Is the decomposition of the homotopy type of a complex into a product and into a smash product unique?

Question

1. Is it true that if $A_1\times A_2\times ... \times A_n = B_1\times B_2\times .. \times B_m$, where $A_i, B_j$ are homotopy types of connected complexes not decomposable into a product, then the multisets $A_i$ and $B_j$ coincide? What if it is limited only to finite complexes?

2. Is it true that if $A_1​​\wedge A_2 \wedge .. \wedge A_n = B_1\wedge B_2 \wedge .. \wedge B_m$, where $A_i, B_j$ are homotopy types of connected pointed complexes not decomposable into a smash product, then the multisets $A_i$ and $B_j$ coincide? What if it is limited only to finite complexes?

It is clear that finite complexes decompose into a finite number of indecomposable (with smash product, the connectedness increases, and with a Cartesian product, the homology groups increase).

Update: in fact, the point is decomposable with respect to the smash of the product, so there are no non-decomposable complexes with respect to the smash of the product. With respect to the direct product from the homotopy groups of the product, the indecomposability of the point is obvious, so my proof remains valid with respect to it.

P.S. Similar question

Answer 1

Let me write $S^n/p$ for the cofibre of $p$ times the identity map on $S^n$, or in other words the mod $p$ Moore space with homology in degree $n$.

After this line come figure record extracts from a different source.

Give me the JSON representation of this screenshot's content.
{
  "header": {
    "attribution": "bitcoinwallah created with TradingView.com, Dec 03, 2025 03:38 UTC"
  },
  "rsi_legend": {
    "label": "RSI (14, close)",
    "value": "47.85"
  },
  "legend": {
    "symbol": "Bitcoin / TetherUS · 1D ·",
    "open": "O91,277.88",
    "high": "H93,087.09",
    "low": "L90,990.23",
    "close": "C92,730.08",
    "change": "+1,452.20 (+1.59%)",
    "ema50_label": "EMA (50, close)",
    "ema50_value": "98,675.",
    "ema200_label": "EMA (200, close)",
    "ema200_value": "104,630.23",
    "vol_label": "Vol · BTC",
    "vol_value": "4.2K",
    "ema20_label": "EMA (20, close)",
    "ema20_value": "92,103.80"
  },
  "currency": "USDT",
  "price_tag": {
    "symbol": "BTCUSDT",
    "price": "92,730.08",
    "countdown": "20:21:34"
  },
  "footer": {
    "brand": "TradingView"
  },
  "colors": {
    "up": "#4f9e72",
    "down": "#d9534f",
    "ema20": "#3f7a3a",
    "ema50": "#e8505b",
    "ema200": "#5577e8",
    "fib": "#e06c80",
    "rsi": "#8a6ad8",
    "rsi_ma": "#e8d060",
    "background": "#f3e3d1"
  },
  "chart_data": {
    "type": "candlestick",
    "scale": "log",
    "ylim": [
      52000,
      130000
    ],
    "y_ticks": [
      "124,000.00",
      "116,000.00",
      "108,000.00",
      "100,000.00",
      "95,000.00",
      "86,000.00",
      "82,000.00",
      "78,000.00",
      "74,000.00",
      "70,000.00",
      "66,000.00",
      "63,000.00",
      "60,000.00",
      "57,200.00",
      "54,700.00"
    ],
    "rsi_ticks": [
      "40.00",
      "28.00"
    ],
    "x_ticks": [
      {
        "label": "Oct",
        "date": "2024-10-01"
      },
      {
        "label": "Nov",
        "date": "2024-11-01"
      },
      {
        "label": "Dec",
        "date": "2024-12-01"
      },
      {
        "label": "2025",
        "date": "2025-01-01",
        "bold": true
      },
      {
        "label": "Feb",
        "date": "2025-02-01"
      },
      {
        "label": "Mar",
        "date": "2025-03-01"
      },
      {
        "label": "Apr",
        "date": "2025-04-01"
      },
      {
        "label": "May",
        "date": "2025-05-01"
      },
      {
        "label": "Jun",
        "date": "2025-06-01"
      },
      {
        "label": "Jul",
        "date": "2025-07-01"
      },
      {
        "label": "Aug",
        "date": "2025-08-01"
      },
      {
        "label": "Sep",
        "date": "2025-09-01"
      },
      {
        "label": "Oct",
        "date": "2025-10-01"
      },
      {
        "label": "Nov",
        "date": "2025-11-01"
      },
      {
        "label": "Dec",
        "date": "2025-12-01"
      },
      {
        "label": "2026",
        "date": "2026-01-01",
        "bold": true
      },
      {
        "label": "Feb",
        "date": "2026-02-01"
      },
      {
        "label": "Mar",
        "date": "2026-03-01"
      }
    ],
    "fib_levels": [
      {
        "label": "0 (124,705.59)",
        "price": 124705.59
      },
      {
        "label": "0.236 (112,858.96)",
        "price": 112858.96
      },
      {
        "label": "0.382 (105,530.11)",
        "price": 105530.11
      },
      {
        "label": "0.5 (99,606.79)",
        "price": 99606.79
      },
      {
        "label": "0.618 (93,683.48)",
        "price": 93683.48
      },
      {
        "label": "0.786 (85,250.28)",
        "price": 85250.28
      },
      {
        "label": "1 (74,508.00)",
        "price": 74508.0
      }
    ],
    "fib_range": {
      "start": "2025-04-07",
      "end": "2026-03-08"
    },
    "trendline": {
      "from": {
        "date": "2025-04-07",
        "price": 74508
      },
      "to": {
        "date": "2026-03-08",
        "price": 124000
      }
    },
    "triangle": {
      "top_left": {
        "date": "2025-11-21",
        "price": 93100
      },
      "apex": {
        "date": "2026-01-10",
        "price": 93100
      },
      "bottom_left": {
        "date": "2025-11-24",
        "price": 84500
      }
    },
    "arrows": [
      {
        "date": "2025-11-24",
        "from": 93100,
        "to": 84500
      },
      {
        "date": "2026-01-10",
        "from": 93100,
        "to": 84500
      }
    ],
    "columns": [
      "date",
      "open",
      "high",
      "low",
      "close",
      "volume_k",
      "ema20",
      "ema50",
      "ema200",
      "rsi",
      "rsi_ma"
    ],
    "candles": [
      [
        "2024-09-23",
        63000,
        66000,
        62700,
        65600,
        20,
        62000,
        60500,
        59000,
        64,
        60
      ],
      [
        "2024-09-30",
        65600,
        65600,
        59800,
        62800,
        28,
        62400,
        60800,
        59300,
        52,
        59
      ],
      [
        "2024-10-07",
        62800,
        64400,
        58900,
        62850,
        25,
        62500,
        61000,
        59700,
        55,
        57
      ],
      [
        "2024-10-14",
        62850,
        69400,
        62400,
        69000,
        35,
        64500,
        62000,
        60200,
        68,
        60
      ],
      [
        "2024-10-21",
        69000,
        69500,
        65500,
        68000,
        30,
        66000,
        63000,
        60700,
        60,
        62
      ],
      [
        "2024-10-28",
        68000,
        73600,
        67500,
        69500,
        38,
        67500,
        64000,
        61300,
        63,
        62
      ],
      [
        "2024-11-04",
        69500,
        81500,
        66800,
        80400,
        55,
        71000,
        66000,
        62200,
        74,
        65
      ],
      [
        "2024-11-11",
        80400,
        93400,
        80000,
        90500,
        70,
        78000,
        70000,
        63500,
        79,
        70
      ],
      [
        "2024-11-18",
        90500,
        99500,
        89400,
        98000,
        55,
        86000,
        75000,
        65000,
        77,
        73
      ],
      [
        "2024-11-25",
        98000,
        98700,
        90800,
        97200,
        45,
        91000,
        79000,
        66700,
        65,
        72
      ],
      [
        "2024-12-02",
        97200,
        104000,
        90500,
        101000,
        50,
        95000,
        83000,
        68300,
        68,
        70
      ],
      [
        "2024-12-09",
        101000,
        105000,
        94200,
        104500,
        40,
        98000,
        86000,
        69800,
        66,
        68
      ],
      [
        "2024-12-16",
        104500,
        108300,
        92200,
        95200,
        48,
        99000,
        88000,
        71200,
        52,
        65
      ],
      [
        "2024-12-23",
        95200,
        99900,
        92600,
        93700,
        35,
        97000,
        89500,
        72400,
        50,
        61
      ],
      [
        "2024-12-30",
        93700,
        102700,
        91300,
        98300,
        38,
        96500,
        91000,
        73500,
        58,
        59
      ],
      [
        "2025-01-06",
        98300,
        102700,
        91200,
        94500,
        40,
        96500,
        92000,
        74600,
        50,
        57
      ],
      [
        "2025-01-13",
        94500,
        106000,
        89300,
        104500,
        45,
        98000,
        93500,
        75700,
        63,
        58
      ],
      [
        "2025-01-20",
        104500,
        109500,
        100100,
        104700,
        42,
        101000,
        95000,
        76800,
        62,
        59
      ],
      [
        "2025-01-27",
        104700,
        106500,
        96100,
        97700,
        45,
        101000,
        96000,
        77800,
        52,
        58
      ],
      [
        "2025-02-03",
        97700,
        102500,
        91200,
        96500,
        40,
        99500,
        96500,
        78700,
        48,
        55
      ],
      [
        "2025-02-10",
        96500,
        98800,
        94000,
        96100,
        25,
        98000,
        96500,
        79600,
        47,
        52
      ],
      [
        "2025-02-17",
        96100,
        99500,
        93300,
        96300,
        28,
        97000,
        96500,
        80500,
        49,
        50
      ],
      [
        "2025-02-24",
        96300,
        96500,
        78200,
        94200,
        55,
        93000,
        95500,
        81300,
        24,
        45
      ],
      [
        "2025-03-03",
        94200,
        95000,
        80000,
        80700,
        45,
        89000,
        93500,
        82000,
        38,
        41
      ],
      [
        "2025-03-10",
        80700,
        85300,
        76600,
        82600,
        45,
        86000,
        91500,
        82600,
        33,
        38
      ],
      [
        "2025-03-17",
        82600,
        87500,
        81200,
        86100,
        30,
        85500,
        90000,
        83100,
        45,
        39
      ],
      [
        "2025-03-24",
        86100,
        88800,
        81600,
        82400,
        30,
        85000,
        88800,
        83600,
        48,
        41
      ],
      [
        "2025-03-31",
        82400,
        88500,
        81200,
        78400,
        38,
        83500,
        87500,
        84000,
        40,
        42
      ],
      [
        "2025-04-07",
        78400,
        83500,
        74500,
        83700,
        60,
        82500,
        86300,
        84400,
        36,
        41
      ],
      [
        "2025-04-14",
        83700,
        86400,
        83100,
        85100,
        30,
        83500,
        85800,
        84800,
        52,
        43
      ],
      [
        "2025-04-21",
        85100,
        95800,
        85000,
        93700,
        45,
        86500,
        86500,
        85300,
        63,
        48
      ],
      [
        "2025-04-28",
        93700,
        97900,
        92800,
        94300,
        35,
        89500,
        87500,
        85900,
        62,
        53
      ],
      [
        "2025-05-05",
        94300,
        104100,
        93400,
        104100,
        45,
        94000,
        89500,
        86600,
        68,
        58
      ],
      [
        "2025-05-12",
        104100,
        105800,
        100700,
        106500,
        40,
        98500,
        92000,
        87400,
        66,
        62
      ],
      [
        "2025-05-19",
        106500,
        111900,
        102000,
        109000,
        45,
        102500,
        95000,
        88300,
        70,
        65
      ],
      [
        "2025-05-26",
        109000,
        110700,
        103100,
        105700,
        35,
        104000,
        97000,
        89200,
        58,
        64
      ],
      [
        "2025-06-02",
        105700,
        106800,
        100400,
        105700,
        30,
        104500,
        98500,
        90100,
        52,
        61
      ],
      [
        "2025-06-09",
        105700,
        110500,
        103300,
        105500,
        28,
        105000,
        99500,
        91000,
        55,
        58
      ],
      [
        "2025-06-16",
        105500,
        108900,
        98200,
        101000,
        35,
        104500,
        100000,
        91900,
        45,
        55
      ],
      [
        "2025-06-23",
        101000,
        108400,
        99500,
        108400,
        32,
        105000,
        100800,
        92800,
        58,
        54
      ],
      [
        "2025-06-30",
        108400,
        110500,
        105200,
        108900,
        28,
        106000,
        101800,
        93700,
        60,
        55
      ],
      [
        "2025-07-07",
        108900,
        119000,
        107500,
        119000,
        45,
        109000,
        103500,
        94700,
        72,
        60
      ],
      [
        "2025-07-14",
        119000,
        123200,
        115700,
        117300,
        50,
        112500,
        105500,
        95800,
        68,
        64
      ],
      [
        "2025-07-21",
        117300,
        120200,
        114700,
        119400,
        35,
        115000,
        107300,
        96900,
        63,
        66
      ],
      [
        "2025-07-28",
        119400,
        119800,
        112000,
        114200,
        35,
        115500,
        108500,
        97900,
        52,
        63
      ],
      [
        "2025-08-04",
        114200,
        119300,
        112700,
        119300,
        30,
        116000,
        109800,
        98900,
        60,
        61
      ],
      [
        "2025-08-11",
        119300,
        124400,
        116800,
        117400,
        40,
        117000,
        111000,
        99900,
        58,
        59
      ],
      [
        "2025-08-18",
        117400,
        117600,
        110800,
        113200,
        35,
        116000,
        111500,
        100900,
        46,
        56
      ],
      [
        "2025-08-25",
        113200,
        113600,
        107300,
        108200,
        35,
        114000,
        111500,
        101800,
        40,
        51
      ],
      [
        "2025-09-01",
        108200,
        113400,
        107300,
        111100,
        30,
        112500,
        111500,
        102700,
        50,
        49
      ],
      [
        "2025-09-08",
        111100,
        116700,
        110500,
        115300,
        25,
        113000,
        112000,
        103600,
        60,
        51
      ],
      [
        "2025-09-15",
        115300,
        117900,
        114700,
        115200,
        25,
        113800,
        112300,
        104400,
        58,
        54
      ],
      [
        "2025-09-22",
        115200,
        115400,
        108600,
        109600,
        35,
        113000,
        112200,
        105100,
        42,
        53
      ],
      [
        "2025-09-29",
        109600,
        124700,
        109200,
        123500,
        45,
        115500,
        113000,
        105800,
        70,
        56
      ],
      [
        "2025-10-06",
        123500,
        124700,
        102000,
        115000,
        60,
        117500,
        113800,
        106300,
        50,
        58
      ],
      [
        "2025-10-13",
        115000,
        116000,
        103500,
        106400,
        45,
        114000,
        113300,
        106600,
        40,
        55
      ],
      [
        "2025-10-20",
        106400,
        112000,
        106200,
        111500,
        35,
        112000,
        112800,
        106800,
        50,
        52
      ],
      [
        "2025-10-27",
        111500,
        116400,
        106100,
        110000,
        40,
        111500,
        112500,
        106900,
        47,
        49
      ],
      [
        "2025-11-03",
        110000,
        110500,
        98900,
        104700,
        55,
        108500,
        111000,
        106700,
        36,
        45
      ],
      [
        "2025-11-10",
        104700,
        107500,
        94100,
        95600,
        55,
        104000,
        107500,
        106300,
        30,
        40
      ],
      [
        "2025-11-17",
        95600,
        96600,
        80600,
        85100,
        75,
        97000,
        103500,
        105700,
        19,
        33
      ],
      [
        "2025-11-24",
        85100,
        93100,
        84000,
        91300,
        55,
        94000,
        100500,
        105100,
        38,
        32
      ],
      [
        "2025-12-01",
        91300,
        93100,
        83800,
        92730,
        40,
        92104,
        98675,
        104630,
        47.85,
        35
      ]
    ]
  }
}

If $p$ and $q$ are coprime then $S^n/p\wedge S^m/q$ is contractible. This generates many counterexamples for your second question. Even if you restrict attention to $p$-torsion complexes for a fixed prime $p$, we have $S^n/p\wedge S^m/p^k\simeq S^{n+m}/p\vee S^{n+m+1}/p$ independent of $k$ (except that $k$ needs to be at least $2$ when $p=2$, and at least $1$ when $p>2$).